During African ape diversification, changes to the microbiome occurred slowly and in a step-wise fashion, reflecting the evolution of their hosts. Human evolution has since veered off this slow and predictable course at an accelerated pace, largely because of rapid changes to our diet and environment. Modern humans have lost the diversity of microbes that we see in our ape cousins and have become highly specialised for animal-based diets.

Other research has found that the microbiota of modern Western humans differ greatly from those of traditional hunter-gatherer tribes, and are better at processing carbohydrates and foreign compounds. Such changes have allowed Western humans to take advantage of our sugar-rich diets and process non-food items such as therapeutic drugs.

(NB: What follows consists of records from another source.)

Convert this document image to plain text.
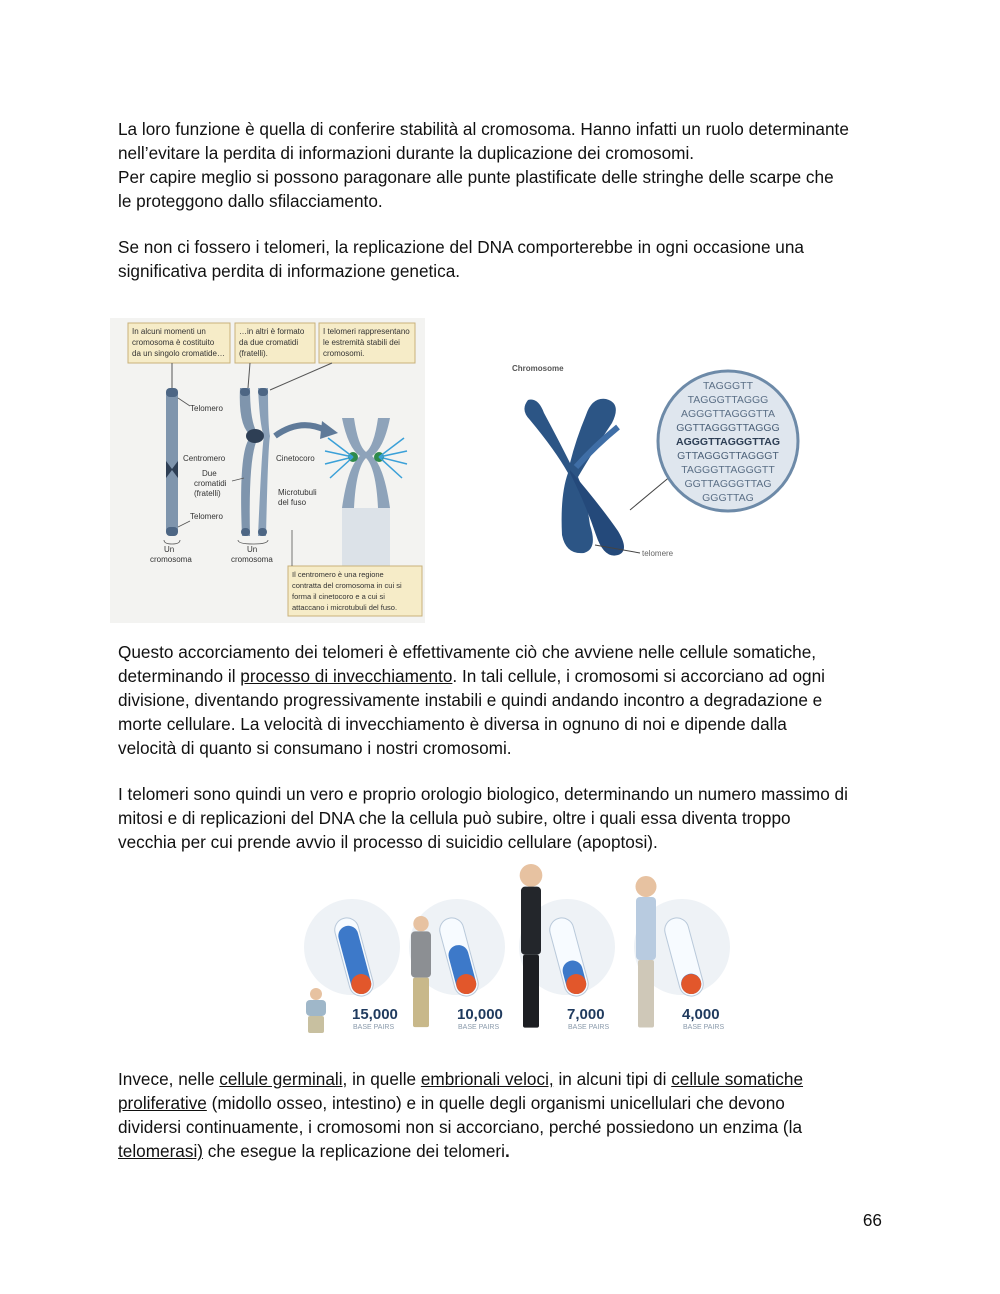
La loro funzione è quella di conferire stabilità al cromosoma. Hanno infatti un ruolo determinante
nell’evitare la perdita di informazioni durante la duplicazione dei cromosomi.
Per capire meglio si possono paragonare alle punte plastificate delle stringhe delle scarpe che
le proteggono dallo sfilacciamento.
Se non ci fossero i telomeri, la replicazione del DNA comporterebbe in ogni occasione una
significativa perdita di informazione genetica.
In alcuni momenti un
cromosoma è costituito
da un singolo cromatide…
…in altri è formato
da due cromatidi
(fratelli).
I telomeri rappresentano
le estremità stabili dei
cromosomi.
Telomero
Centromero
Due
cromatidi
(fratelli)
Telomero
Cinetocoro
Microtubuli
del fuso
Un
cromosoma
Un
cromosoma
Il centromero è una regione
contratta del cromosoma in cui si
forma il cinetocoro e a cui si
attaccano i microtubuli del fuso.
Chromosome
telomere
TAGGGTT
TAGGGTTAGGG
AGGGTTAGGGTTA
GGTTAGGGTTAGGG
AGGGTTAGGGTTAG
GTTAGGGTTAGGGT
TAGGGTTAGGGTT
GGTTAGGGTTAG
GGGTTAG
Questo accorciamento dei telomeri è effettivamente ciò che avviene nelle cellule somatiche,
determinando il processo di invecchiamento. In tali cellule, i cromosomi si accorciano ad ogni
divisione, diventando progressivamente instabili e quindi andando incontro a degradazione e
morte cellulare. La velocità di invecchiamento è diversa in ognuno di noi e dipende dalla
velocità di quanto si consumano i nostri cromosomi.
I telomeri sono quindi un vero e proprio orologio biologico, determinando un numero massimo di
mitosi e di replicazioni del DNA che la cellula può subire, oltre i quali essa diventa troppo
vecchia per cui prende avvio il processo di suicidio cellulare (apoptosi).
15,000
BASE PAIRS
10,000
BASE PAIRS
7,000
BASE PAIRS
4,000
BASE PAIRS
Invece, nelle cellule germinali, in quelle embrionali veloci, in alcuni tipi di cellule somatiche
proliferative (midollo osseo, intestino) e in quelle degli organismi unicellulari che devono
dividersi continuamente, i cromosomi non si accorciano, perché possiedono un enzima (la
telomerasi) che esegue la replicazione dei telomeri.
66
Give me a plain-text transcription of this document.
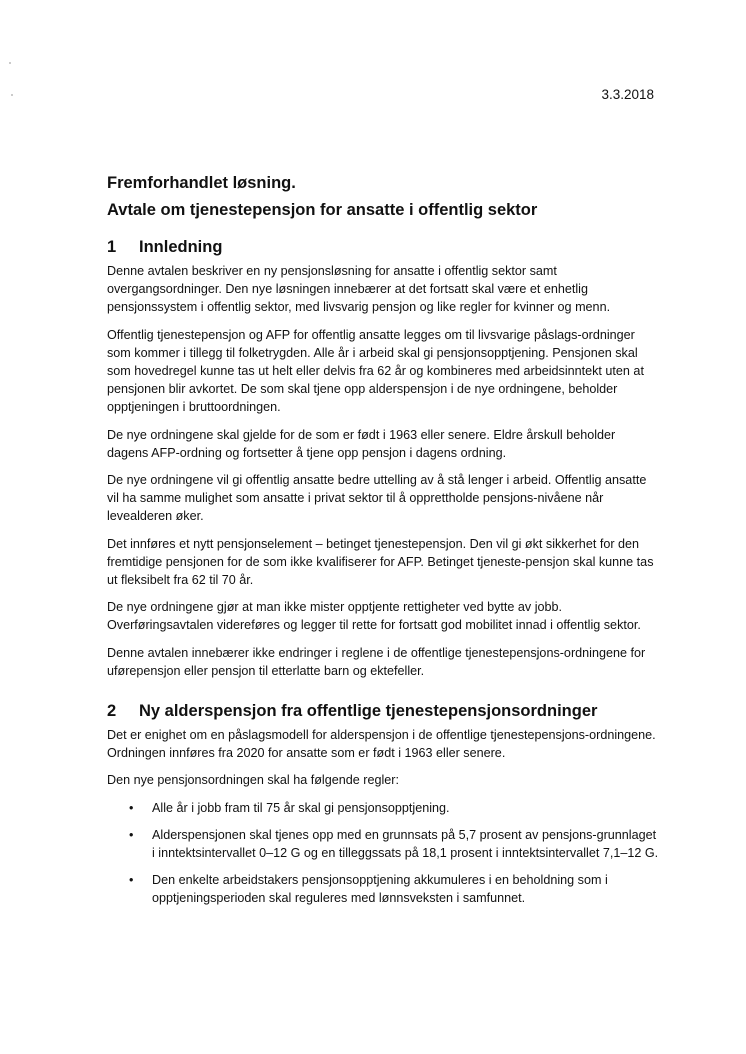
3.3.2018

Fremforhandlet løsning.

Avtale om tjenestepensjon for ansatte i offentlig sektor

1	Innledning

Denne avtalen beskriver en ny pensjonsløsning for ansatte i offentlig sektor samt overgangsordninger. Den nye løsningen innebærer at det fortsatt skal være et enhetlig pensjonssystem i offentlig sektor, med livsvarig pensjon og like regler for kvinner og menn.

Offentlig tjenestepensjon og AFP for offentlig ansatte legges om til livsvarige påslags-ordninger som kommer i tillegg til folketrygden. Alle år i arbeid skal gi pensjonsopptjening. Pensjonen skal som hovedregel kunne tas ut helt eller delvis fra 62 år og kombineres med arbeidsinntekt uten at pensjonen blir avkortet. De som skal tjene opp alderspensjon i de nye ordningene, beholder opptjeningen i bruttoordningen.

De nye ordningene skal gjelde for de som er født i 1963 eller senere. Eldre årskull beholder dagens AFP-ordning og fortsetter å tjene opp pensjon i dagens ordning.

De nye ordningene vil gi offentlig ansatte bedre uttelling av å stå lenger i arbeid. Offentlig ansatte vil ha samme mulighet som ansatte i privat sektor til å opprettholde pensjons-nivåene når levealderen øker.

Det innføres et nytt pensjonselement – betinget tjenestepensjon. Den vil gi økt sikkerhet for den fremtidige pensjonen for de som ikke kvalifiserer for AFP. Betinget tjeneste-pensjon skal kunne tas ut fleksibelt fra 62 til 70 år.

De nye ordningene gjør at man ikke mister opptjente rettigheter ved bytte av jobb. Overføringsavtalen videreføres og legger til rette for fortsatt god mobilitet innad i offentlig sektor.

Denne avtalen innebærer ikke endringer i reglene i de offentlige tjenestepensjons-ordningene for uførepensjon eller pensjon til etterlatte barn og ektefeller.

2	Ny alderspensjon fra offentlige tjenestepensjonsordninger

Det er enighet om en påslagsmodell for alderspensjon i de offentlige tjenestepensjons-ordningene. Ordningen innføres fra 2020 for ansatte som er født i 1963 eller senere.

Den nye pensjonsordningen skal ha følgende regler:

• Alle år i jobb fram til 75 år skal gi pensjonsopptjening.
• Alderspensjonen skal tjenes opp med en grunnsats på 5,7 prosent av pensjons-grunnlaget i inntektsintervallet 0–12 G og en tilleggssats på 18,1 prosent i inntektsintervallet 7,1–12 G.
• Den enkelte arbeidstakers pensjonsopptjening akkumuleres i en beholdning som i opptjeningsperioden skal reguleres med lønnsveksten i samfunnet.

When you look at human evolution through the perspective of the microbiome, some interesting questions arise, especially given the rapid timescale on which microbes can evolve. Could we perhaps harness this evolution and direct it to improve our health? At this stage, we’re still not certain of precisely how our microbes are affecting us and how we are affecting them. Microbiome research is still a fledgling area, and there’s far more we don’t know than what we do.

The story of human evolution is the story of a relationship that has existed since the beginning of our existence, and will doubtless be an influential force in the future of our species. The lives that play out inside us can govern important bodily functions, and so affect our evolution. In turn, our own actions, such as diet and lifestyle, can govern the evolution of our microbes. Deeper research on a genomic scale will help to elucidate our history with our microbes ‒ and our future, too.